On Lux, these brooding instrumentals are at least 18 minutes apiece, and focus strictly on scant piano taps and haunting synths to accentuate its pensiveness. As with Eno’s other atmospheric work, he doesn’t rush to build atop the foundation. Often times, he leans upon infrequent chords and slowly introduces other sounds into the fray. On ‘Lux 1,’ for example, things move along smoothly until the 15:47 mark, when a low drop transitions the song to almost ominous levels. The mood shift provides a startling jolt to the melancholy melody, and signals the album’s first downturn.
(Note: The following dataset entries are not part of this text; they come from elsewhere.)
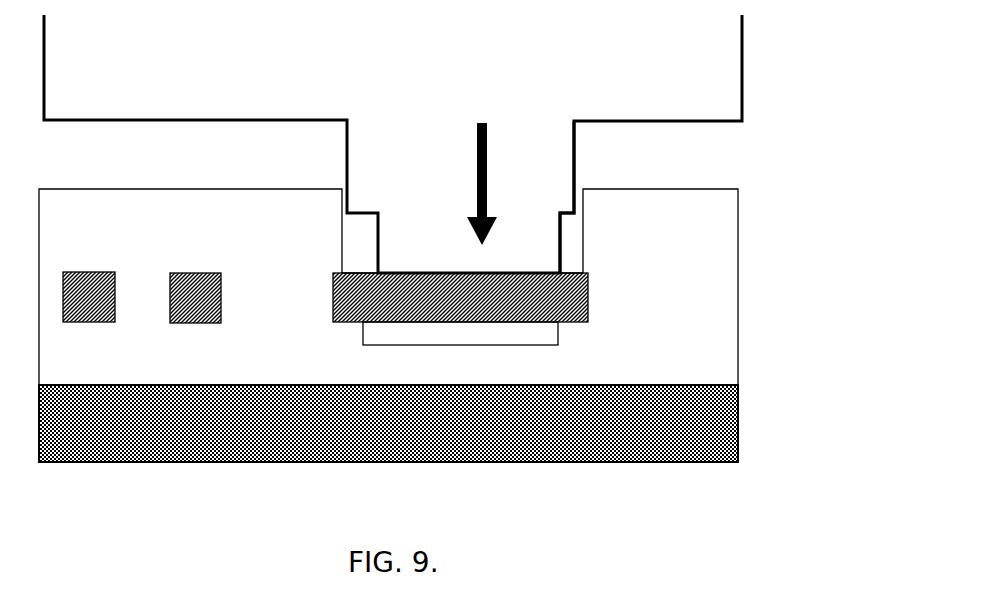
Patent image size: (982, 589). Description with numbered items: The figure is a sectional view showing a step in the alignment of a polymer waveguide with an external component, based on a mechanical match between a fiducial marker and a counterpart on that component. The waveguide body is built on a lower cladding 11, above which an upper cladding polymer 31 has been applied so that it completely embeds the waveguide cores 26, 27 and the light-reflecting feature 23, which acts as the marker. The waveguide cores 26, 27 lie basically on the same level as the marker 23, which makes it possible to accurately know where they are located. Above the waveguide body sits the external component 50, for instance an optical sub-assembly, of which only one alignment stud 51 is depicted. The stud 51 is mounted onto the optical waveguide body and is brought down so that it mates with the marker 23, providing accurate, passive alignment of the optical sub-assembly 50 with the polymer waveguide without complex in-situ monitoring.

The external component 50 is at (677, 119).
The stud 51 is at (538, 215).
The upper cladding polymer 31 is at (681, 271).
The light-reflecting feature 23 is at (588, 318).
The waveguide core 27 is at (97, 283).
The waveguide core 26 is at (198, 310).
The lower cladding 11 is at (582, 382).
By ‘Lux 2,’ the temper is noticeably chilling, from its daunting acoustic guitar to the louder pitch of its strings. Here, it seems Eno wants to score the scene of a mystery thriller, or make you feel uncomfortable at the very least.
‘Lux 3’ grows more triumphant as it plays, moving listeners from Eno’s dark recesses to a place a bit brighter. While vestiges remain, these sounds embody something mystical, like a lonely explorer finding glimmers of light in an unrelenting abyss. The album’s final song — ‘Lux 4’ — feels like a proper conclusion: piano keys feel distant and layered strings underpin a feeling of personal triumph. The destination is reached; the music evokes a sense of self-fulfillment. That’s the beauty of Lux, though. On one end, it sounds like a straightforward film score. In another instance, it’s perfect headphone music for self-study or personal contemplation. Let it fill your space, and you develop all sorts of unusual back-stories to explain the soundtrack. But that also speaks to the album’s allure. It’s ambitious and can be all those things without sounding forced. You just need to sit still and listen.